For giggles, here's the review of the Gibson Cat-Back Exhaust System
I did for Nissan Sport Magazine
"After we installed the Stillen Supercharger
on the Project Pathfinder late last year, our zero to 60 times dropped to down into the 5.5 second range, a truly impressive number for a 5000lb vehicle.
Unfortunately our itch for more off-road worthy truck tires took a firm hold after a blowout in the wilds of Death Valley National Park
, 40 miles from the nearest paved road. The 285/75-16 BFGoodrich All-Terrain T/A KOs
look truly impressive being 20mm wider and 2.5" larger in diameter than stock, yet still fitting within the fenders with only some minor heat-gun work to the liners, and even fits in the full-sized spare well.
The downside however is that with 3.5% taller gearing and a whopping 20 lbs more weight per tire, our 0-60 times fell to the low to mid 6 second range.
To cure this self inflicted anemia, two power enhancing possibilities presented them selves, and we decided what could be better than a true Dyno Tested comparison? In one corner, Gibson Performance's complete cat-back exhaust system. In the other corner, precision hand crafted by child artisans in China, a pair of "V6 Kompressor" badges from eBay
Could the Gibson's beautiful stainless steel mandrel bent tubing come close to providing the performance of placing a cool sounding German words on the side of the truck? Would the chrome-look plastic letters from China out gleam the Gibson's chrome exhaust tip without giving us lead poisoning?
Could the inconsistent letter alignment on the Kompressor badges compare with the frustration of getting the asymmetrical slip-fit Gibson muffler aligned properly?
We were DETERMINED to find out.
First up, Bling Power from China! After some intense research on images.google.com, we found that the Kompressor badges on various Mercedes vehicles are often installed on the front fender, rearward of the front wheel, parallel to the ground and on level with the uppermost edge of the wheel rim. We were a little worried, positioning such bling is critical for proper operation, and the Pathfinder doesn't have long enough fenders to fit any badging. We finally decided that on the leading edge of the door, just above the body cladding, was the optimal alternative for blingage installation. When we put the truck on the Dynojet Dynamometer at The Mustang Ranch in San Jose CA
we were not disappointed. 300HP and 270 lb-feet of torque at the wheels was in line with what we expected with 40 lbs of extra rubber to spin since our last test (before the tires we clocked 320HP).
Next up, Rumbling American Power! The install of the Gibson Performance Exhaust was fairly straightforward, even when simply working under a truck on a pair of jack stands, just a few notes worth mentioning: You have to attack the slip fit bracket holding the tail pipe to the stock muffler to be able to thread it out over the rear sub frame, a Dremel with cut-off wheel worked great. While the Y-pipe looks beautiful, the tubes going into the Cat flanges weren't terribly straight, leading to one side of the tubing inside the flange poking out into the flow, so some quick work with a small ball-pine hammer and Dremel with grinding wheel cleaned that up nice. Test all slip-fits first before installing, because pulling parts back off to fix bent lips isn't any fun. The muffler is round, with in and out pipes on each end poking out opposite sides of the centerline, therefore clocking it correctly is critical, and a big pair of vice grips with curved jaws made that process %1000 times easier.

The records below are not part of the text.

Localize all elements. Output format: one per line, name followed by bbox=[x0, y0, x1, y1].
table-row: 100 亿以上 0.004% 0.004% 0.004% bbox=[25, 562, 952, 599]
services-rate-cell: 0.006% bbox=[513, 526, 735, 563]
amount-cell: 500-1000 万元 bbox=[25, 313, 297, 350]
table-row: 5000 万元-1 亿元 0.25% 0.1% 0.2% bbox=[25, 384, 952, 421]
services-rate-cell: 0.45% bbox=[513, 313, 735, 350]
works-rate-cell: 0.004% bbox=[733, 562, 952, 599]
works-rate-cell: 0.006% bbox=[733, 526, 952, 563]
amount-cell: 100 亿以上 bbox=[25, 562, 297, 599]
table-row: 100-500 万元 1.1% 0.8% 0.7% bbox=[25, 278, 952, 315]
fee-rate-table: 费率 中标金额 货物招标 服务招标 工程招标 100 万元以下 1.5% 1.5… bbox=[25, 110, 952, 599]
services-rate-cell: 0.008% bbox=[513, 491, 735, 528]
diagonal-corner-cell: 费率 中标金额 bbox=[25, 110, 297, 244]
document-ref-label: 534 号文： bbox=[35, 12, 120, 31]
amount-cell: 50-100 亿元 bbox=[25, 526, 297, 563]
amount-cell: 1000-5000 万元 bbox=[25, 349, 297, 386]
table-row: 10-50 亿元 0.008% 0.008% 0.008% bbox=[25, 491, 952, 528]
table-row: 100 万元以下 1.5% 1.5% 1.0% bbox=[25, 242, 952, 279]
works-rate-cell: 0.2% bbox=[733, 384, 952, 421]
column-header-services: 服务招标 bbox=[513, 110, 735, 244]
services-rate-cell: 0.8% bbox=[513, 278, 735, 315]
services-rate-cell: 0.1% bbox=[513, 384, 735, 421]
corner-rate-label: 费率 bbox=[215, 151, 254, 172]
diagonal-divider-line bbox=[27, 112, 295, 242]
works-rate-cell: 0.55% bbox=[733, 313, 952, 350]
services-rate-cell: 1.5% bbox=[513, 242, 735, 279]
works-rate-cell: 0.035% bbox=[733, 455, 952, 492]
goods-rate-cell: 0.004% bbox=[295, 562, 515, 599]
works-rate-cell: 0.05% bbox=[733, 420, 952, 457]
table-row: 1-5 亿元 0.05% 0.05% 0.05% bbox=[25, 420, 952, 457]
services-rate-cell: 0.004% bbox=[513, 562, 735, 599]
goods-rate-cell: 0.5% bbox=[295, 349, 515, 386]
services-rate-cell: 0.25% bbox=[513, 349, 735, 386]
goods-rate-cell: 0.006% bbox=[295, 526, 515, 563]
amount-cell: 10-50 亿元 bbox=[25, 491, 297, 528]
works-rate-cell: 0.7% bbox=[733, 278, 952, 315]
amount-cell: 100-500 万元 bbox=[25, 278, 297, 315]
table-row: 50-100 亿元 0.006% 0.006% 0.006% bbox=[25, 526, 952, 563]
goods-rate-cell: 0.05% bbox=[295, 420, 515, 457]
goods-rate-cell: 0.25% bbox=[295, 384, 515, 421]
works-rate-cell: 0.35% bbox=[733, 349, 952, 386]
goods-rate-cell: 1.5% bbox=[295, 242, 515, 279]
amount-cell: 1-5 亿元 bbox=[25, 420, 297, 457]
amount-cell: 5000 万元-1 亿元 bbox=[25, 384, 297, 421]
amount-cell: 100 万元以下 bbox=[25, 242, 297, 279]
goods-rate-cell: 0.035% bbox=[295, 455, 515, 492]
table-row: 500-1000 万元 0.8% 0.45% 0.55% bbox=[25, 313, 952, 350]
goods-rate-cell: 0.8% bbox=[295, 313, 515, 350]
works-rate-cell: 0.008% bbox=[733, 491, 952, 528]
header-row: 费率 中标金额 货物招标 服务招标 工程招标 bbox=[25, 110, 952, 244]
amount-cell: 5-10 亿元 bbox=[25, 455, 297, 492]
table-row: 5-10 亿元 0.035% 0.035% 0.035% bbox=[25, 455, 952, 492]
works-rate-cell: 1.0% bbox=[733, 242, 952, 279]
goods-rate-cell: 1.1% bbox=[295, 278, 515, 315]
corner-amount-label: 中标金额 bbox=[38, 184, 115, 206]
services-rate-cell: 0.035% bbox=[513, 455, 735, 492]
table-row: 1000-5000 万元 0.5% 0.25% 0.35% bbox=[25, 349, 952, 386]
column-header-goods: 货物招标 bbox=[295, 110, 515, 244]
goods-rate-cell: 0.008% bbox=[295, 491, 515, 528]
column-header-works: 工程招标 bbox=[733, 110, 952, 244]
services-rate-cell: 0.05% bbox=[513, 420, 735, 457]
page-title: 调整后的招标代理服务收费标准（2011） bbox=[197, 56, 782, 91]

Getting the tail tube aligned right to not rub the rear sub frame or body actually wasn't as hard as expected once we had the muffler aligned right.
The first start gave a thrilling deep growl, we were delighted, however after the first few test drives we became less so. The deep resonance isn't super loud, but it IS there ALL THE TIME when at partial throttle under about 2500 RPM. Turning up the radio can mask it, but on long road trips the noise would eventually drive us batty. Alternatively, when you jumped on the gas hard, no sound at all, no rasping wail, no singing valves, nothing to add harmony to the supercharger's inspiring whine. We understand some people like that glass-pack style "all bass" exhaust note, but our personal preference leans much more towards the quiet cruising yet WOT snarling sound of a BMW M3 or Ferrari.
But how did it perform you ask?? Could the American Rumble beat the Chinese Bling?!? We headed back to the 'Ranch as soon as possible, just a couple days after the install, the air temp being just an SAE corrected 4 degrees warmer than for the previous test and the barometric pressure also all but identical.
At length after repeated tests and some serious head-scratching our patriotic aspirations were finally dashed, the Gibson Performance Exhaust
*lost* one HP and 4 lb-feet of torque at the wheels. And it's not even just the peak numbers, it develops less torque for the meat of the curve all the way from 4300RPM to 6000RPM. Even a subsequent ECU reset, just to be sure Nissan wasn't outsmarting us, did nothing but slow us down further in G-Tech
tested quarter mile test runs.
So the V6 Kompressor badges stay, the Gibson Performance Exhaust is voted off the island, and we're back to the drawing board in the never ending quest for more power."